Smetzer believes a clear line should be drawn when deciding which cases should lead to criminal charges. "Only when a person intentionally harms a patient should there be a prosecution," she said. "All other instances belong in civil court. Any nurse, physician, or pharmacist who has harmed a patient is devastated. They’re already punishing themselves. Often, they suffer from severe depression, even when the errors don’t harm individuals."

The aftermath of an error

In California, nurses rarely face criminal charges for mistakes made on the job. When the BRN receives a complaint, it investigates the charges, and if they are substantiated and a nurse consultant agrees, the board refers the case to the state attorney general’s office. If the attorney general’s office finds that the Nursing Practice Act has been violated, it files an accusation. At that time the nurse can contest the charges and ask for a hearing.

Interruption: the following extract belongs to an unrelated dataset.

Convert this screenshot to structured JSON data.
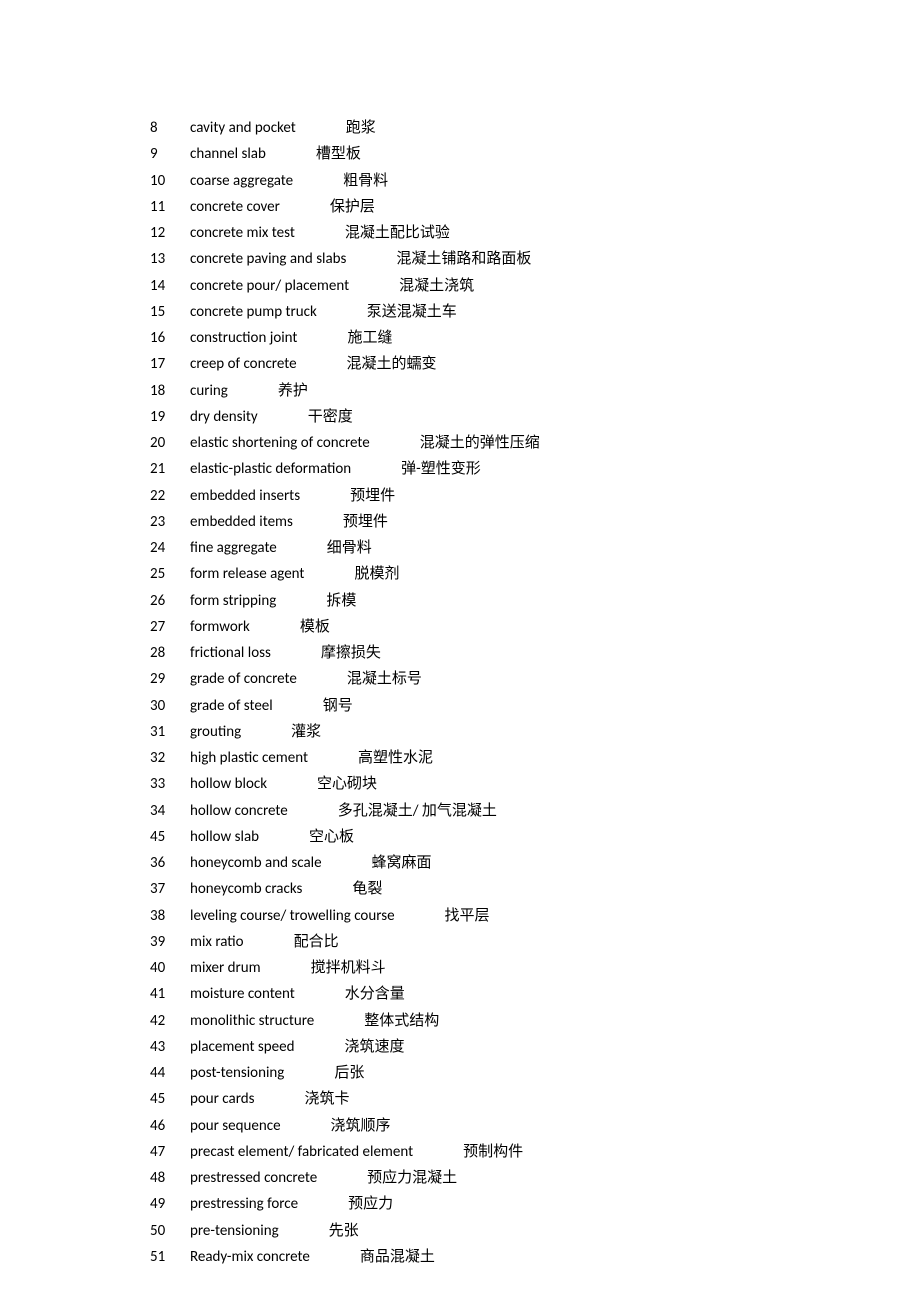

If the nurse is found guilty of the charges, resulting disciplinary procedures range from probationary terms to license suspension and revocation. Susan Brank, assistant executive officer of the BRN, said that the goal of the process is to "create a safe environment so nurses can eventually return to practice without monitoring."

Only in instances of willful or intentional acts of misconduct do the BRN investigators refer the case to a district attorney. However, Brank said, "DAs in California are overbooked and very careful about the cases they go forward with."

Preventing problems

How can nurses ensure that they won’t face the same ordeal as the Colorado nurses? Smetzer stresses the importance of an active approach. "Healthcare systems need to take into account human fallibility and focus on systems that anticipate medication errors."

In addition, nurses should be ready to admit their mistakes to the public, Smetzer said. She believes that part of the problem is the public’s perception. She said, "We helped bring the criminal system to this point by letting the public believe we’re perfect and not accepting our role in human fallibility."